The city is growing every single year. Some people moving into the area are looking for rental properties since it is too expensive for them to buy a house outright. Others are immigrants, new to the country entirely, so they do not want to purchase until they learn about the neighborhoods and ideal areas to live.
So, how can you use these facts to your advantage?
If you are buying an investment property(s) in Toronto, consider how you might be able to create more units on a piece of property. From converting a large home into smaller units to building a duplex or multi-unit property from the ground up, the key to increasing your profits is increasing the number of spaces you have available to rent.

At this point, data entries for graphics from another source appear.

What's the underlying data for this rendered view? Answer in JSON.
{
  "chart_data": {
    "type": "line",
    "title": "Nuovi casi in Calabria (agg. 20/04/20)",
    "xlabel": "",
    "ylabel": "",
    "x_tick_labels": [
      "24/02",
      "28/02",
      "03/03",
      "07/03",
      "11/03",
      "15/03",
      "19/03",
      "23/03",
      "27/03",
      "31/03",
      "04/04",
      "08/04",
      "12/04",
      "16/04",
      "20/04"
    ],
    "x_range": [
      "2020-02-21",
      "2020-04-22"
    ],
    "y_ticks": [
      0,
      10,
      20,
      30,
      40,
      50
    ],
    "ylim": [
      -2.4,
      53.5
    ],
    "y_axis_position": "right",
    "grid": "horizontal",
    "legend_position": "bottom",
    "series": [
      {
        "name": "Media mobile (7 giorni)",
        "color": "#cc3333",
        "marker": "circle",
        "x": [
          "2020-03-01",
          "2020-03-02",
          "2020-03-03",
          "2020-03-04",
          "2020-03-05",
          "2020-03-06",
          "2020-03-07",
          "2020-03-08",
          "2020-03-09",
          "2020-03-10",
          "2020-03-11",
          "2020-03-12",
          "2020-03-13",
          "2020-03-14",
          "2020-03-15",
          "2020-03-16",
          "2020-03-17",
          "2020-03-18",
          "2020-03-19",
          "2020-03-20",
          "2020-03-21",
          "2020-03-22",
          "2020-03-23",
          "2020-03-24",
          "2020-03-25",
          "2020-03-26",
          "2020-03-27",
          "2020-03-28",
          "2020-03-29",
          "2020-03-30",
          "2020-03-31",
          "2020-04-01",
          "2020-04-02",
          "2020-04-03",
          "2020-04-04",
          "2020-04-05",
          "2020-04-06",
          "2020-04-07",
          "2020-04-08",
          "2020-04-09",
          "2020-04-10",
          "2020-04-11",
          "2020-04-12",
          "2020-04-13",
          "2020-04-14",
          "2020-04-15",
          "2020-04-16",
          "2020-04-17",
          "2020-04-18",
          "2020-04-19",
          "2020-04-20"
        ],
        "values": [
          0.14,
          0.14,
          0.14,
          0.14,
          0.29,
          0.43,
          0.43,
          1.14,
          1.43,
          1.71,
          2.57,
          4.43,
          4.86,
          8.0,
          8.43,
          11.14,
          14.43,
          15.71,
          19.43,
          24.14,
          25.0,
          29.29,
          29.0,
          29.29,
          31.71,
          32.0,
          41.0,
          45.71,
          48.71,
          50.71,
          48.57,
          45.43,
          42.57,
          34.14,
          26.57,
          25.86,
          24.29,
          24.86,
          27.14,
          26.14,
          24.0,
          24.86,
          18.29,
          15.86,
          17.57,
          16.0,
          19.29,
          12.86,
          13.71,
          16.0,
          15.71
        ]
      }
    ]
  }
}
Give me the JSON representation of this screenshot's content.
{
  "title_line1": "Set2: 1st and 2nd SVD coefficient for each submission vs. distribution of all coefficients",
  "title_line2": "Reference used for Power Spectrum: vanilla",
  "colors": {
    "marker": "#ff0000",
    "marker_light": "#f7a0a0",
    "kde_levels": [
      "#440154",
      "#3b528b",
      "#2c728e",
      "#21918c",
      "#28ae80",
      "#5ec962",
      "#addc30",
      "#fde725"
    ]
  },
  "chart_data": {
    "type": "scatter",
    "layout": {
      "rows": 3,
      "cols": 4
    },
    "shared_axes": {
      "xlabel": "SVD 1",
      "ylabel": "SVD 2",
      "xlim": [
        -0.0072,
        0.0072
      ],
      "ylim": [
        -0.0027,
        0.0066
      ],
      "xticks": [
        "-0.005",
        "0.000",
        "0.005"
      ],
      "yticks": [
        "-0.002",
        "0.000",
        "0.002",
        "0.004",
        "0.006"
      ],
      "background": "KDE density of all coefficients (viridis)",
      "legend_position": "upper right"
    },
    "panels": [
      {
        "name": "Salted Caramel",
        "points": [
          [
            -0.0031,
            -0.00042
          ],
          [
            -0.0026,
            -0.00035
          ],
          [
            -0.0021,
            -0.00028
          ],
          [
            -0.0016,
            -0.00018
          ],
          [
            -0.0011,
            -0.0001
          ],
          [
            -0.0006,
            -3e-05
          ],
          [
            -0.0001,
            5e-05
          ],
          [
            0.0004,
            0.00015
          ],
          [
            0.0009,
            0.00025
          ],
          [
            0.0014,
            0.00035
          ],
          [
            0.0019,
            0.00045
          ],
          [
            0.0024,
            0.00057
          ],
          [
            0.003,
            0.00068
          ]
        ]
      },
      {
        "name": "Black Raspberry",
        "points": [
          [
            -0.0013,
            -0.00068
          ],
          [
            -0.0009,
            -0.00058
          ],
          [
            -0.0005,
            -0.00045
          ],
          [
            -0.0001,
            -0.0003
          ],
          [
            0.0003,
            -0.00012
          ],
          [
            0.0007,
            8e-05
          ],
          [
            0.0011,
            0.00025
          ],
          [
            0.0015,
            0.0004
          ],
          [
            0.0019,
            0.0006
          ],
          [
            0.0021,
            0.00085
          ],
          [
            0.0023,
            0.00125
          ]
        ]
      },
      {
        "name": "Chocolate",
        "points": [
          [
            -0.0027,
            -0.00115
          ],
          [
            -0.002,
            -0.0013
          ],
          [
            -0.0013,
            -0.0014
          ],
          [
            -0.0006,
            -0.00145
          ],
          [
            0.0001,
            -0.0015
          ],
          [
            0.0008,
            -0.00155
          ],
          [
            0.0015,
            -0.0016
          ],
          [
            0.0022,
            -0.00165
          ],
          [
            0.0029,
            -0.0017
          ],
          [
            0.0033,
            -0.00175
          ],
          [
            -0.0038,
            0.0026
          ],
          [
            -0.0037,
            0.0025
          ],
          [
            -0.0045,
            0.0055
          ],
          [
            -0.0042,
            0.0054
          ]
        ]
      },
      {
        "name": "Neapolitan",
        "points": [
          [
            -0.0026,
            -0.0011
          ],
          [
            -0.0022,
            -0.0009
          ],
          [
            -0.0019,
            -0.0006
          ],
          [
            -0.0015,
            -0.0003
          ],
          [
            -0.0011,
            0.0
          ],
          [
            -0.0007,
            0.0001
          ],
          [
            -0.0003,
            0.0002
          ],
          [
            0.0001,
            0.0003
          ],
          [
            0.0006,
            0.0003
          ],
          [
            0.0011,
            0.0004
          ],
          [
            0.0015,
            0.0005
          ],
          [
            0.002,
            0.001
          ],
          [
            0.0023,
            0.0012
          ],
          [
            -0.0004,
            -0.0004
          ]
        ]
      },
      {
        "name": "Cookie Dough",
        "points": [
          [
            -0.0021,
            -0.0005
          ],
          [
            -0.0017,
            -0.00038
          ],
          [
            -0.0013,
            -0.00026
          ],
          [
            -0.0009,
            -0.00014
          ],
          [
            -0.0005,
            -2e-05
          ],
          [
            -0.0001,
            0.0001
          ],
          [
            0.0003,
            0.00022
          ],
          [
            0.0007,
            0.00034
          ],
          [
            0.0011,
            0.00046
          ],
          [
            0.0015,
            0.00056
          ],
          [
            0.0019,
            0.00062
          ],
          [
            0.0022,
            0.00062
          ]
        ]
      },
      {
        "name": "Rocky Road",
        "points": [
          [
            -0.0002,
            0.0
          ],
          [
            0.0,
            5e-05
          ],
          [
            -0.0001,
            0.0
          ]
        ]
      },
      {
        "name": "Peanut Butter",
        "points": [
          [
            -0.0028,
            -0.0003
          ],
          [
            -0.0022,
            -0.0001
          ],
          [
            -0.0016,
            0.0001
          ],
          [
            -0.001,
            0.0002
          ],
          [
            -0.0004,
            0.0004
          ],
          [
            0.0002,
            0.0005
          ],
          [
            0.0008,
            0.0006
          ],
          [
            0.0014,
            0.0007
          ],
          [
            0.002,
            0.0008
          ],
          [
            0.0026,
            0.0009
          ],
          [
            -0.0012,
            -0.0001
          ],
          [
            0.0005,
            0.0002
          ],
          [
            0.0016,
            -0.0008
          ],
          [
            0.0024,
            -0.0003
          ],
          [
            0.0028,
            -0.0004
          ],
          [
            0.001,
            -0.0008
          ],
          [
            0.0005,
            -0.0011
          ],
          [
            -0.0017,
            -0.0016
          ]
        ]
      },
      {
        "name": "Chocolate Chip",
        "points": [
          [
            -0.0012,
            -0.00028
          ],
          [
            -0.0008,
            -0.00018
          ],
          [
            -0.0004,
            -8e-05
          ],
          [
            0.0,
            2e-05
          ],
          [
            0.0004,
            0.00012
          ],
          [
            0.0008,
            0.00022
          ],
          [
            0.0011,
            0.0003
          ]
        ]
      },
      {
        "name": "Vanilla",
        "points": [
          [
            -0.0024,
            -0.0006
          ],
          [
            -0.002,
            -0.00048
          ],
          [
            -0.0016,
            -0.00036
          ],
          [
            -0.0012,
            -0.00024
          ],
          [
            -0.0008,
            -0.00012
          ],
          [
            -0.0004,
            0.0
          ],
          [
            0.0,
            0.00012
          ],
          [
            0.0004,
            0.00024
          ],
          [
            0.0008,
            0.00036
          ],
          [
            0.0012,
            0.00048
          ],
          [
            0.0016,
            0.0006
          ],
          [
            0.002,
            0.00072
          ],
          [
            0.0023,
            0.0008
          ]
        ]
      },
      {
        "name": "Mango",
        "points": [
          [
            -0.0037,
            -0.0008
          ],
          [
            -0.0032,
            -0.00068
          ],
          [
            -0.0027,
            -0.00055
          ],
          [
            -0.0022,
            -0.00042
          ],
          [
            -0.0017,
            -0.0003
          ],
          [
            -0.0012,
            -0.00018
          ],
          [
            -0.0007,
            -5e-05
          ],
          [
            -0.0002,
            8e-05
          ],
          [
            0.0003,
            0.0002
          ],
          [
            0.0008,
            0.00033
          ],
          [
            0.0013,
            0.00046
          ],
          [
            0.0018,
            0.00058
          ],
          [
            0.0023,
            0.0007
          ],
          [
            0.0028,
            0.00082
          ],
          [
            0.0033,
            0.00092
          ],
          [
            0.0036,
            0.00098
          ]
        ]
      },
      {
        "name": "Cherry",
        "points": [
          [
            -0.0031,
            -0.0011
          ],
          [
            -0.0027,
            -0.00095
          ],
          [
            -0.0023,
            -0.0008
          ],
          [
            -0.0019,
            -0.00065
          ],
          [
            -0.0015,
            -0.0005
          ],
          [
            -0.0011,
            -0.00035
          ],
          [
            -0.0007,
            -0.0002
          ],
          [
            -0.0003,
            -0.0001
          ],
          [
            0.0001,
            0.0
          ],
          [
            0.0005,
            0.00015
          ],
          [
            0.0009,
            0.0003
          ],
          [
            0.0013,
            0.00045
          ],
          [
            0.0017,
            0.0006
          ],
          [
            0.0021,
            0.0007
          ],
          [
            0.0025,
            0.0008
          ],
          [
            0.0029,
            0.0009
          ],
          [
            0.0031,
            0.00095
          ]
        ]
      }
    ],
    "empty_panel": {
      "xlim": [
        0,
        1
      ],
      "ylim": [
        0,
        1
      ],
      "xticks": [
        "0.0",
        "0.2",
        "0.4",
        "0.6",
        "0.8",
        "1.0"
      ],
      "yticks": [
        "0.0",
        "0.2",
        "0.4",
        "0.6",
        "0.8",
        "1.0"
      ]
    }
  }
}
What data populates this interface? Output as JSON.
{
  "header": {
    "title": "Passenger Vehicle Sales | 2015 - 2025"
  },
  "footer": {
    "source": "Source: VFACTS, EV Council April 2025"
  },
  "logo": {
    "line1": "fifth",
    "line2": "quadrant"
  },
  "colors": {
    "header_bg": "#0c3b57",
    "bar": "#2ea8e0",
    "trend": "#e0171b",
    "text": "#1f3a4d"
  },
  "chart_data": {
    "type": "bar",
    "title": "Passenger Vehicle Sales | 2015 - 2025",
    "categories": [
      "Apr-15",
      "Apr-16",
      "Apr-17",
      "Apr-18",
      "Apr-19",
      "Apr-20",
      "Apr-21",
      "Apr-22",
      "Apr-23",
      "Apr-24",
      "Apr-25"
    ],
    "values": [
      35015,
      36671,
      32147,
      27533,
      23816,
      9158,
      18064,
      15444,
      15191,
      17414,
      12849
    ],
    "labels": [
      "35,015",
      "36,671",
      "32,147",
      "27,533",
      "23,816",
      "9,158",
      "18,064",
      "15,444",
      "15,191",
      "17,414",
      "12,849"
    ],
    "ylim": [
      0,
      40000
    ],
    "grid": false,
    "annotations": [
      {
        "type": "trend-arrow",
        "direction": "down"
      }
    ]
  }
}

Filling up rental properties is not difficult in a market that is as booming as investment property in Toronto is. While the price for initial investment might be high, the returns will begin coming back to you almost immediately.
Toronto Living Is Appealing
If the hot Toronto property market hasn’t scared you away yet, you may decide that you want to move forward with buying investment property in Toronto – but not on your own.
Finding investment partners or backers to help fund your future portfolios is a good way to buy properties without the need to deal with long-term mortgages, which are becoming more complicated.
But what points will help assure your business partners that Toronto is a market that is going to continue to attract people? The key is showing them all of the whys of what brings people to Toronto on a consistent basis:
- Great tuition rates at high-quality education establishments
- Easy to use public transportation
- Wide variety of public parks, museums, and other gathering places around the city
- Trending restaurants and shopping
- Significant arts & culture districts
- Large number of start-ups and businesses from and growing in Toronto
By touching on the growth of new business and huge appeal consistently bringing new people to the Toronto area, any investors you are hoping to work with are sure to be able to see the potential of this expanding market.
As any other great guide to real estate investing will show you, no matter what route you plan to take, real estate investing just makes sense for those with a will to compete, thrive, and grow with one of the most rapidly growing cities in Canada. And when you need help figuring out how to maneuver your way through the Toronto market, we’ll be here to help.